My dream job is to work 50/50: running my own business and also working for a non-profit that focuses on women and/or queer communities. I’m still working towards that aspect, but the business is exactly where I want it to be. I get to do what I love, I work from home, create my own schedule and have a relatively steady income. In addition to the Etsy shop, I also offer workshops, sell at markets and have collaborations with local businesses. I think as most artists and freelancers know all too well there is a constant struggle between doing what you love and living affordably and working a 9-to-5 with significantly more income and benefits. I think we can often fall into the trap of thinking about what we “should” be doing, how much we “should” be earning and what a “real” job is. I can say with confidence that I love what I do now, but the intellectual warrior part of me also craves a part-time position with a local community organization that can co-exist with running “Femmebroidery”.
What advice would you give to beginners, who want to lead their accounts on Instagram and get subscribers? Share your experience.

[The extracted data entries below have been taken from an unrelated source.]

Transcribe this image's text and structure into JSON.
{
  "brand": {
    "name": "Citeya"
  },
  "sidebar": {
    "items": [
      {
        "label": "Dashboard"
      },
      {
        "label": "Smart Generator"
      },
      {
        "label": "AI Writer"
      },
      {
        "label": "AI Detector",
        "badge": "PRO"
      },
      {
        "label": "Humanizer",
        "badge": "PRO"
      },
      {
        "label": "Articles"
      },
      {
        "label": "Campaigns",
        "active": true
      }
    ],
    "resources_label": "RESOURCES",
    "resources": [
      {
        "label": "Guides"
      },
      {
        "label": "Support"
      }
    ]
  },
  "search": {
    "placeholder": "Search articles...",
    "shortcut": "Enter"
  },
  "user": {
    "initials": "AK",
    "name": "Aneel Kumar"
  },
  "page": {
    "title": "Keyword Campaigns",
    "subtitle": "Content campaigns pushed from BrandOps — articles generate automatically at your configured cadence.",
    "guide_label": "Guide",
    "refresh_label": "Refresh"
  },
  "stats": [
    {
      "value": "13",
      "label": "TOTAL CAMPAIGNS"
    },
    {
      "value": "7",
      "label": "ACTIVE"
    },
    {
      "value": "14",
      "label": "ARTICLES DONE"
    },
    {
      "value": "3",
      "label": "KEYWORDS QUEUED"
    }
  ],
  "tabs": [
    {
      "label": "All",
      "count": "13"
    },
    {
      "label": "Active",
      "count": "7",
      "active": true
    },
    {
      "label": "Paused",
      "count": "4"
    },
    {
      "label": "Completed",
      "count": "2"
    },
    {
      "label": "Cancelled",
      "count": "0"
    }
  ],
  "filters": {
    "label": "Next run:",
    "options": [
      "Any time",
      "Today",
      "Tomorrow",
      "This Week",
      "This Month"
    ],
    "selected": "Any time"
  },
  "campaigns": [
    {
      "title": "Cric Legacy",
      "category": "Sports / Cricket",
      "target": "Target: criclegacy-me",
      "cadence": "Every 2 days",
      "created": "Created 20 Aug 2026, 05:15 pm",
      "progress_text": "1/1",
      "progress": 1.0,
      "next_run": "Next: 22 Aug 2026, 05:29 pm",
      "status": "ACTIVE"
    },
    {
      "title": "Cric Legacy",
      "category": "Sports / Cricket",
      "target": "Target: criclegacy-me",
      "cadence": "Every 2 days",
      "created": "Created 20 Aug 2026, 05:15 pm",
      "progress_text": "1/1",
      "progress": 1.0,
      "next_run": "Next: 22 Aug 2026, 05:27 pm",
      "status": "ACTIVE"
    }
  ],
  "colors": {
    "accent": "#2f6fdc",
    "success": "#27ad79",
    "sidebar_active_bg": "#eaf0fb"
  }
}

Hashtags are your best friends. There are broad and specific hashtags. The broad ones apply to all creatives; the specific ones to your exact craft. For example, as an embroider
I often tag ones specific to embroidery like #modernembroiderymovement #DMCthreads and #embroideryinstaguild. If someone is a knitter for example, the hashtags they would want to use are #knittersgonnaknit #knittersofinstagram and #knittinginspiration. Then you want to include the broad ones that appeal to people outside of your genre - you don’t want to only target to embroiders or only to knitters, but to the larger market. So things like, #craftsposure, #psimadethis, #cylcollective. A lot of these hashtags also belong to larger blogs with 100,000+ followers and if they feature your work it gives you an opportunity to connect with new followers. Another strategy I use is to host a giveaway with 3-4 other popular makers. So for example, you reach out to some other artists that you follow. You each contribute one item to the giveaway. The giveaway generally lasts the weekend and people have to follow each of the artists and tag 2 friends to be entered in the giveaway. By doing this your account is exposed to the followers of 3-4 other artists plus the people that are tagged in your post. After the most recent giveaway Femmebroidery attracted 1,000 new followers.
Where do you create your works? Do you have your own workroom or your favorite place where you won’t be bothered?
My workspace is very simple. I have a table beside a large window in my home for lots of natural light and of course, a beautiful view of the fields and trees, and on a clear day the mountains.
You have incredibly beautiful and stylish embroidered pendants! They can be combined with any clothes. Can any special patterns, the value of which will be known only to the owner, be ordered? Did you get such orders?
I’ve never had someone ask to use their own pattern, but I certainly wouldn’t say “No” to such a request!
Do you have plans to develop a range of other products with embroidery? Personally, I would wear a T-shirt with the phrase “What would Beyoncé do?” :)
This one is tricky! There is a limit to what you can embroider on. Most T-shirts are not 100% cotton and often include materials such as lycra and spandex, which can distort. But perhaps one day I will branch out to banners and badges - after all, where is the fun in owning your own business, if you don’t grow it to encompass new ideas?